The checklist suggests that converts ask whether their prospective imam ascribes to the interpretations and traditions of the majority of Muslim scholars, or whether the imam advocates for something different. For instance, does the imam believe in the sanctity of life and that the killing of any innocent person is a crime? Or does he believe in forced conversions and death to those who disagree?

"Because of the exploitation and misguidance of newly converted Muslims ... it's very important for mainstream Muslims to let them know there are those who have an ideology of hate and violence who claim to represent Islam and they should not be following it," Soharwardy writes.

He said there are thousands of newly converted Muslims that have been exploited and recruited from Europe, North America and Australia to fight for the Islamic State by people he refers to as "fanatics."

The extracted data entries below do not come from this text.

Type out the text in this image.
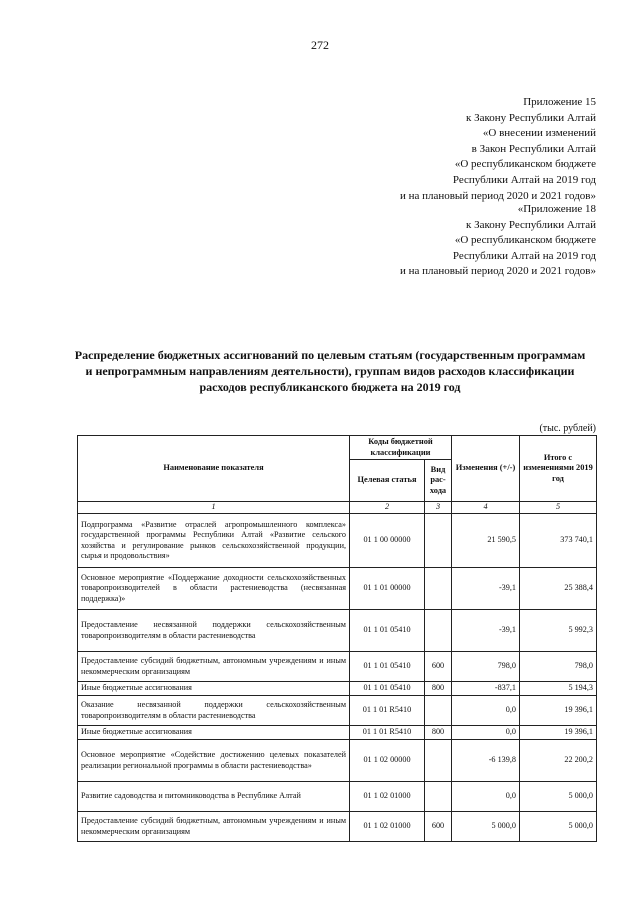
272
Приложение 15
к Закону Республики Алтай
«О внесении изменений
в Закон Республики Алтай
«О республиканском бюджете
Республики Алтай на 2019 год
и на плановый период 2020 и 2021 годов»
«Приложение 18
к Закону Республики Алтай
«О республиканском бюджете
Республики Алтай на 2019 год
и на плановый период 2020 и 2021 годов»
Распределение бюджетных ассигнований по целевым статьям (государственным программам и непрограммным направлениям деятельности), группам видов расходов классификации расходов республиканского бюджета на 2019 год
(тыс. рублей)
Наименование показателя	Коды бюджетной классификации		Изменения (+/-)	Итого с изменениями 2019 год
	Целевая статья	Вид рас-хода		
1	2	3	4	5
Подпрограмма «Развитие отраслей агропромышленного комплекса» государственной программы Республики Алтай «Развитие сельского хозяйства и регулирование рынков сельскохозяйственной продукции, сырья и продовольствия»	01 1 00 00000		21 590,5	373 740,1
Основное мероприятие «Поддержание доходности сельскохозяйственных товаропроизводителей в области растениеводства (несвязанная поддержка)»	01 1 01 00000		-39,1	25 388,4
Предоставление несвязанной поддержки сельскохозяйственным товаропроизводителям в области растениеводства	01 1 01 05410		-39,1	5 992,3
Предоставление субсидий бюджетным, автономным учреждениям и иным некоммерческим организациям	01 1 01 05410	600	798,0	798,0
Иные бюджетные ассигнования	01 1 01 05410	800	-837,1	5 194,3
Оказание несвязанной поддержки сельскохозяйственным товаропроизводителям в области растениеводства	01 1 01 R5410		0,0	19 396,1
Иные бюджетные ассигнования	01 1 01 R5410	800	0,0	19 396,1
Основное мероприятие «Содействие достижению целевых показателей реализации региональной программы в области растениеводства»	01 1 02 00000		-6 139,8	22 200,2
Развитие садоводства и питомниководства в Республике Алтай	01 1 02 01000		0,0	5 000,0
Предоставление субсидий бюджетным, автономным учреждениям и иным некоммерческим организациям	01 1 02 01000	600	5 000,0	5 000,0
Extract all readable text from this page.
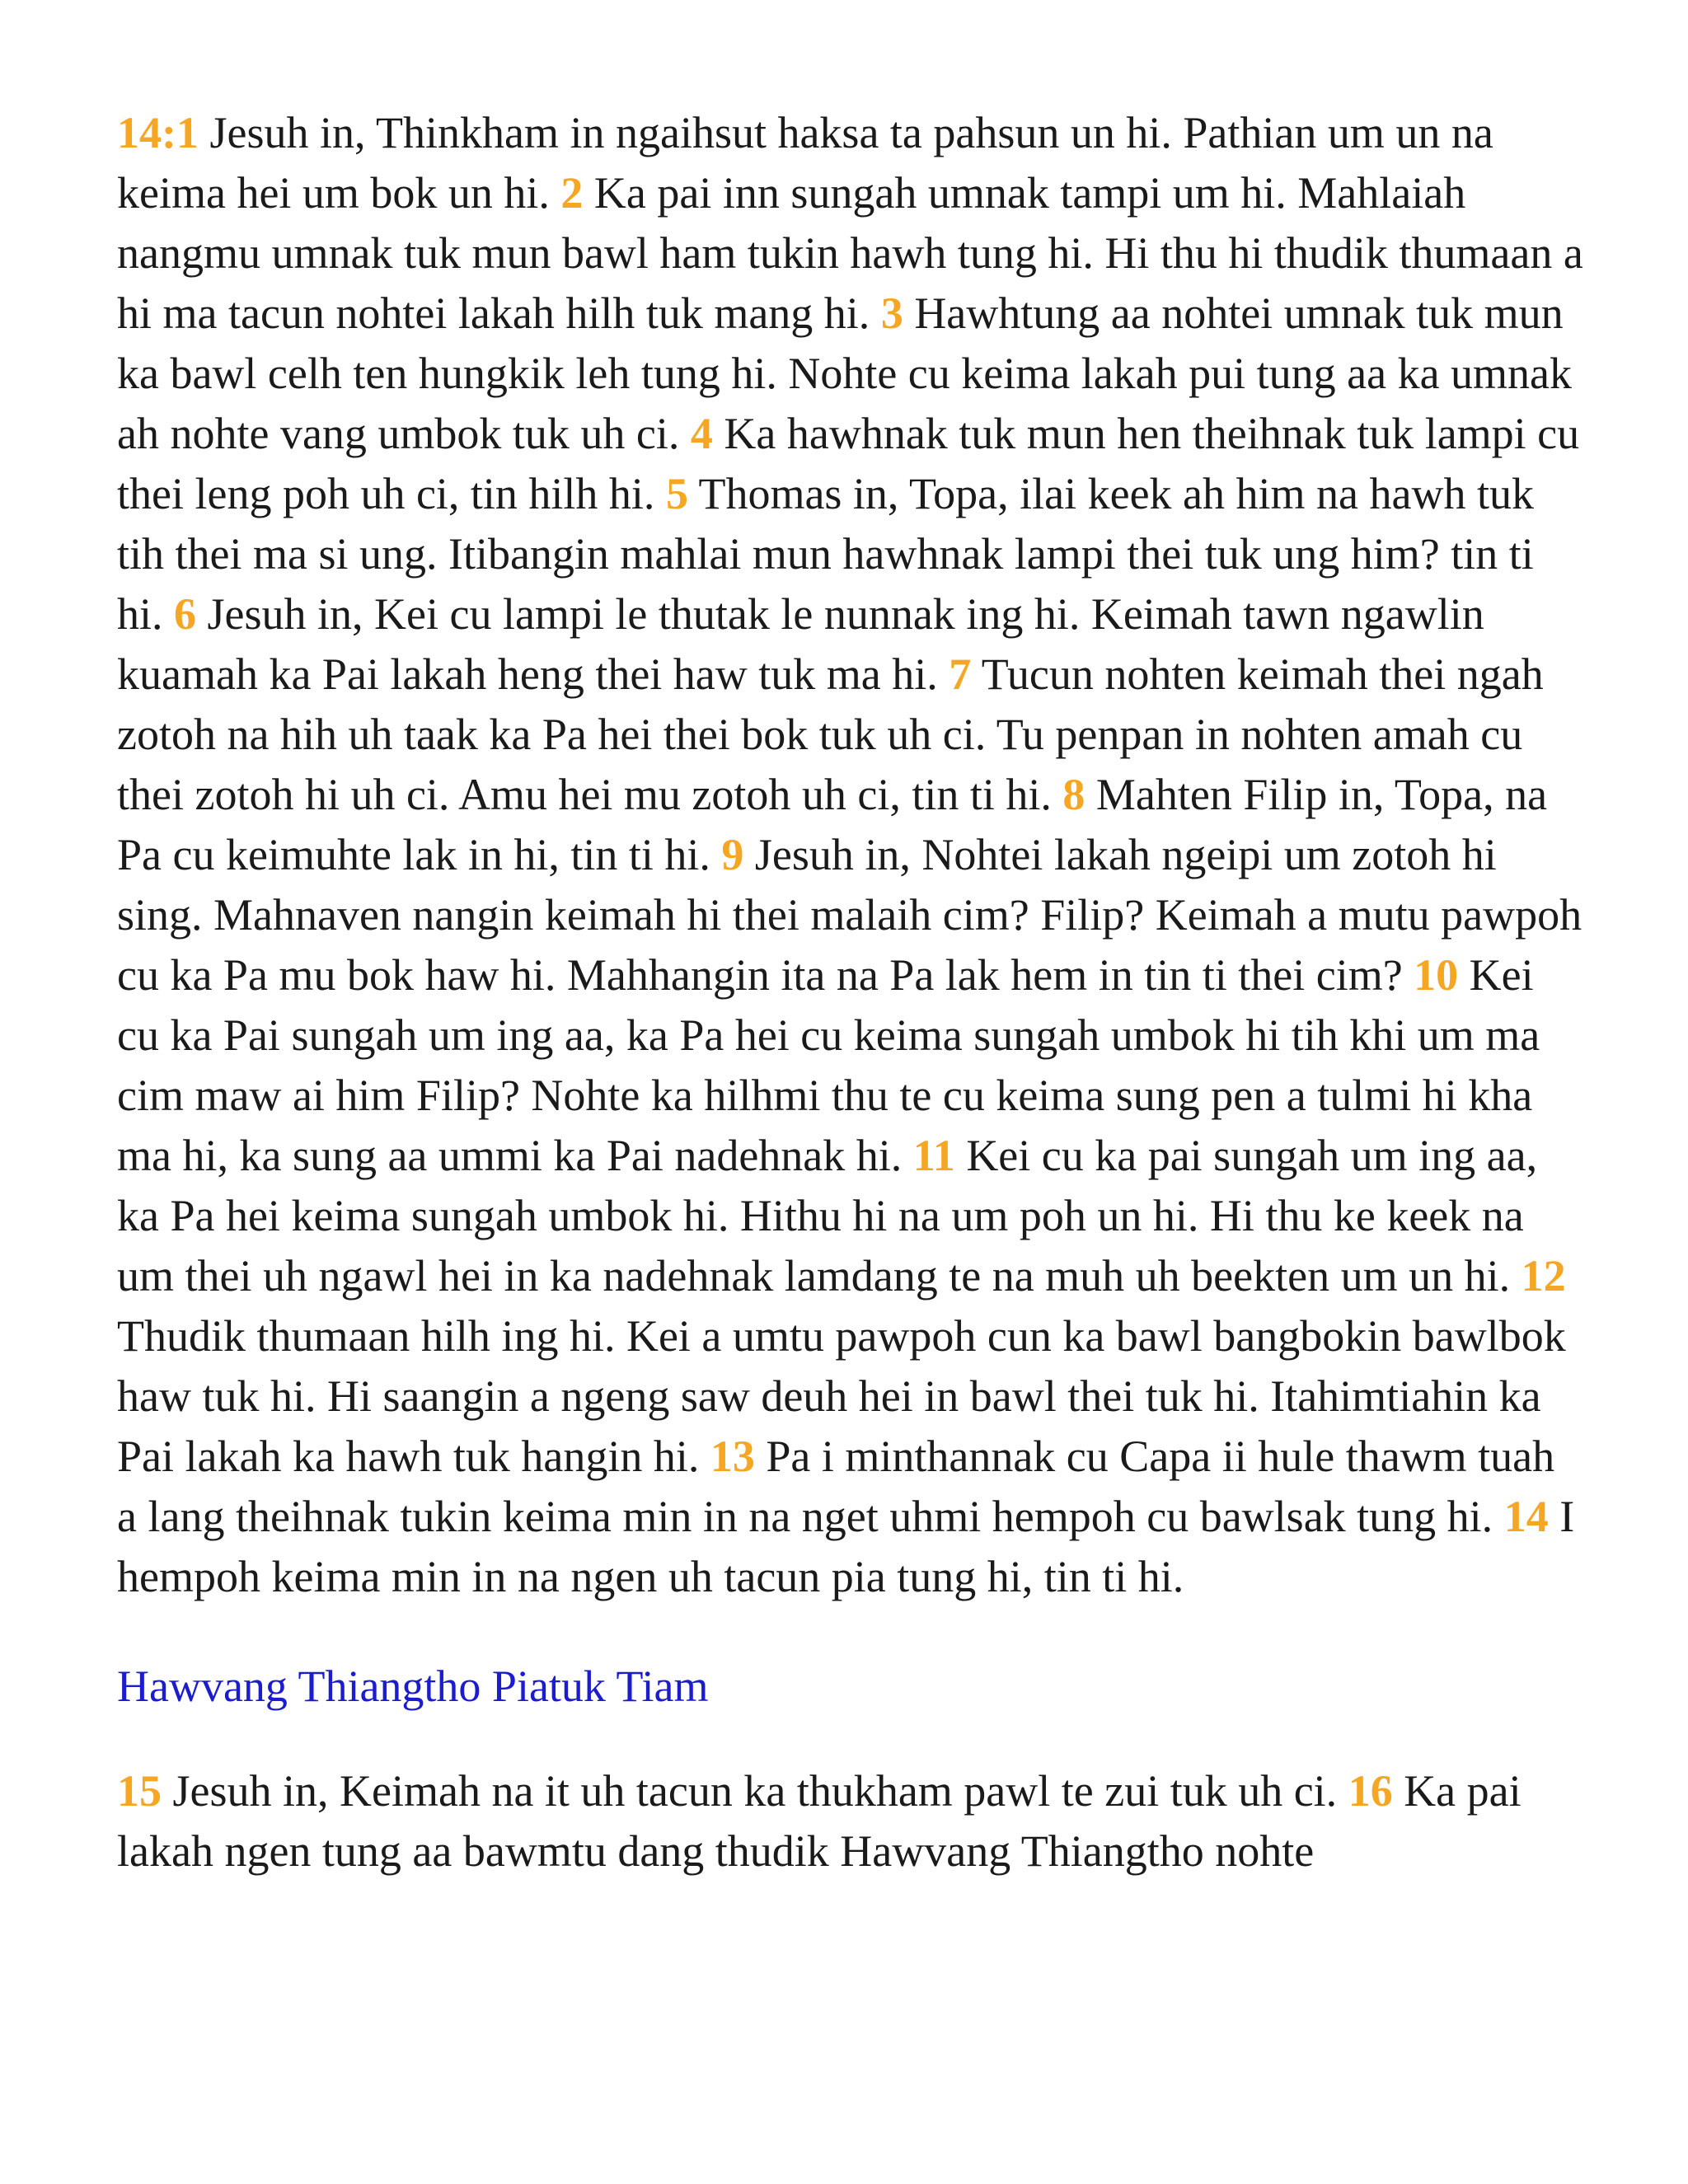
14:1 Jesuh in, Thinkham in ngaihsut haksa ta pahsun un hi. Pathian um un na keima hei um bok un hi. 2 Ka pai inn sungah umnak tampi um hi. Mahlaiah nangmu umnak tuk mun bawl ham tukin hawh tung hi. Hi thu hi thudik thumaan a hi ma tacun nohtei lakah hilh tuk mang hi. 3 Hawhtung aa nohtei umnak tuk mun ka bawl celh ten hungkik leh tung hi. Nohte cu keima lakah pui tung aa ka umnak ah nohte vang umbok tuk uh ci. 4 Ka hawhnak tuk mun hen theihnak tuk lampi cu thei leng poh uh ci, tin hilh hi. 5 Thomas in, Topa, ilai keek ah him na hawh tuk tih thei ma si ung. Itibangin mahlai mun hawhnak lampi thei tuk ung him? tin ti hi. 6 Jesuh in, Kei cu lampi le thutak le nunnak ing hi. Keimah tawn ngawlin kuamah ka Pai lakah heng thei haw tuk ma hi. 7 Tucun nohten keimah thei ngah zotoh na hih uh taak ka Pa hei thei bok tuk uh ci. Tu penpan in nohten amah cu thei zotoh hi uh ci. Amu hei mu zotoh uh ci, tin ti hi. 8 Mahten Filip in, Topa, na Pa cu keimuhte lak in hi, tin ti hi. 9 Jesuh in, Nohtei lakah ngeipi um zotoh hi sing. Mahnaven nangin keimah hi thei malaih cim? Filip? Keimah a mutu pawpoh cu ka Pa mu bok haw hi. Mahhangin ita na Pa lak hem in tin ti thei cim? 10 Kei cu ka Pai sungah um ing aa, ka Pa hei cu keima sungah umbok hi tih khi um ma cim maw ai him Filip? Nohte ka hilhmi thu te cu keima sung pen a tulmi hi kha ma hi, ka sung aa ummi ka Pai nadehnak hi. 11 Kei cu ka pai sungah um ing aa, ka Pa hei keima sungah umbok hi. Hithu hi na um poh un hi. Hi thu ke keek na um thei uh ngawl hei in ka nadehnak lamdang te na muh uh beekten um un hi. 12 Thudik thumaan hilh ing hi. Kei a umtu pawpoh cun ka bawl bangbokin bawlbok haw tuk hi. Hi saangin a ngeng saw deuh hei in bawl thei tuk hi. Itahimtiahin ka Pai lakah ka hawh tuk hangin hi. 13 Pa i minthannak cu Capa ii hule thawm tuah a lang theihnak tukin keima min in na nget uhmi hempoh cu bawlsak tung hi. 14 I hempoh keima min in na ngen uh tacun pia tung hi, tin ti hi.

Hawvang Thiangtho Piatuk Tiam

15 Jesuh in, Keimah na it uh tacun ka thukham pawl te zui tuk uh ci. 16 Ka pai lakah ngen tung aa bawmtu dang thudik Hawvang Thiangtho nohte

"Unfortunately, those two young guys who carried out these terrorist attacks just a few weeks ago in Ottawa and Quebec, they were also recruited by these fanatics. I'm sure that they did not know Islam, they were new to Islam and they were just abused, misguided by these fanatics," Soharwardy said in reference to the deaths of Warrant Officer Patrice Vincent and Cpl. Nathan Cirillo.

"This is very important to communicate about the dangers of these ISIL and ISIS who are carrying out terrorism in the name of Islam. They killed two innocent Canadians for no reason and it is not right."

Soharwardy intends to distribute his information online and in mosques. It is to be sent to more than 5,000 members who are being asked to forward it to converts or those who are exploring Islam.

There have been a growing number of reports of Canadians joining extremist groups.

In September, the Canadian Somali Congress of Western Canada wrote to Prime Minister Stephen Harper and warned that young people in Alberta were being recruited to join the Islamic State of Iraq and the Levant.

Last winter, Damian Clairmont, a 22-year-old Calgary man, was killed while fighting with Islamic extremists in Syria. His mother, Chris Boudreau, has called for new efforts to reach young people before they become radicalized and go overseas.